Machine Learning in Sitecore – Is it real?

BINGO! It’s all the buzz., it’s cool.  It’s machine learning. But is there real world use for Machine Learning for organizations that aren’t an Amazon or Microsoft?  Honestly I don’t know, but the potential looks amazing, particularly for organizations that have a lot of data to leverage.

The organization I work for is one such company.  In fact, one of the most difficult issues we faced was deciding what data we could (and should) use.   We devised a Proof Of Concept (PoC) that would explore the capabilities of integrating Machine Learning with Sitecore XP and give us measurable outcomes as to it’s success.  With Cortex being announced at Symposium last year, the promise of a Sitecore delivered solution is on the horizon, however there is little detail on the specifics.  Running our PoC gives us a pre-cursor and hopefully contributes to the business case to implementation of Cortex or another solution in future.

Our overall goal was to:

  • Prove we can integrate some Machine Learning technology into Sitecore
  • Create metrics that will allow us to measure, optimise and verify outcomes
  • Get it to market quickly as a PoC
  • Ensure data security given we were dealing with sensitive information

As of right now, our PoC has been in production running with real users for a few months.  We’re still learning and iterating to optimise the outcomes.  Unfortunately I’m limited by a few factors in sharing specific code examples publicly, but this is how we approached it.

Solution Design

We put together a small panel from internal and partner team members to quickly design a solution that would meet our goals outlined above.  Consulting with business and technical stakeholders, we mapped out what we thought was the best path forward.

The concept was to create a recommendation engine that could be integrated into Sitecore, allowing authors to add a component to the page displaying personalised content.  The content would be in the form of a recommendation featuring products the ML results predicted may be of interest to the end user.

There were two main data sets available to us to build a “profile” of existing users, that we could use to train and test the ML models.

Firstly, basic demographic information.

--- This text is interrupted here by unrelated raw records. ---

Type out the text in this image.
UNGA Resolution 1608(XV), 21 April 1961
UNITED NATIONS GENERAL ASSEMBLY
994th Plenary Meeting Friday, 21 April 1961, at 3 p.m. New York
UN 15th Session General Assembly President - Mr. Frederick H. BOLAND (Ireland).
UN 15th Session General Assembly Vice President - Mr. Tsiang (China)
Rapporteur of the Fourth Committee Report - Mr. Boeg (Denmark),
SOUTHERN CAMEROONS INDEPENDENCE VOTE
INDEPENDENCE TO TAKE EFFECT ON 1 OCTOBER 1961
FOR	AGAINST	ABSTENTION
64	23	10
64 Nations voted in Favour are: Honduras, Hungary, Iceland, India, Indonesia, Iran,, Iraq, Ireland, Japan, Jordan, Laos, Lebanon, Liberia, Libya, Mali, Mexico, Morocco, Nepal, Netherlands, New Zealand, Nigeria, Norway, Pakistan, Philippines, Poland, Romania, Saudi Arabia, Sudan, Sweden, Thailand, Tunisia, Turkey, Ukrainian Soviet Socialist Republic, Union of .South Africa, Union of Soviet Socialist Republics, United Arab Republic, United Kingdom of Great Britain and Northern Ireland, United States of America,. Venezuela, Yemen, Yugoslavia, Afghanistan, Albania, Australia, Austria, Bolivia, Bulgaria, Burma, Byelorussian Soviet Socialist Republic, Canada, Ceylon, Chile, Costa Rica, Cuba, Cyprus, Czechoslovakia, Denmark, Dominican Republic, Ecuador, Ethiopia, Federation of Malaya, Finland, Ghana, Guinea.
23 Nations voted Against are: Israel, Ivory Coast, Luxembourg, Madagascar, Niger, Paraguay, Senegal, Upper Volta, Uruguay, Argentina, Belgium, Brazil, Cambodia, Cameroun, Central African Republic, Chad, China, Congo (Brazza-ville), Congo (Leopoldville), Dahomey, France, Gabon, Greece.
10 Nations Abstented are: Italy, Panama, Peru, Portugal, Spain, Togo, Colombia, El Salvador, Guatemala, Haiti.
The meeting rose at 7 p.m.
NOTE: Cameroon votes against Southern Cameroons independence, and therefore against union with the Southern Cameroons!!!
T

E.G. Gender, age band, postcode (In AU ours are at a suburb/regional level) .  These data points combined with some overarching categorizations provided by the Australian Bureau of Statistics, gave a us solid, but well anonymised profile of the user.  This data set contained well over a million subjects to train and test models with.

Secondly was the product holding data.  This mapped out which users currently held which products. To simplify the project we ran this on a subset of 15 products.  All of which are subscription style products rather than physical goods.

Without delving too far into the details (next sections!), we planned to implement a flow that looked a little like this:

Untitled Diagram (1).png

  1. Extract data (albeit manually) from our Enterprise data warehouse.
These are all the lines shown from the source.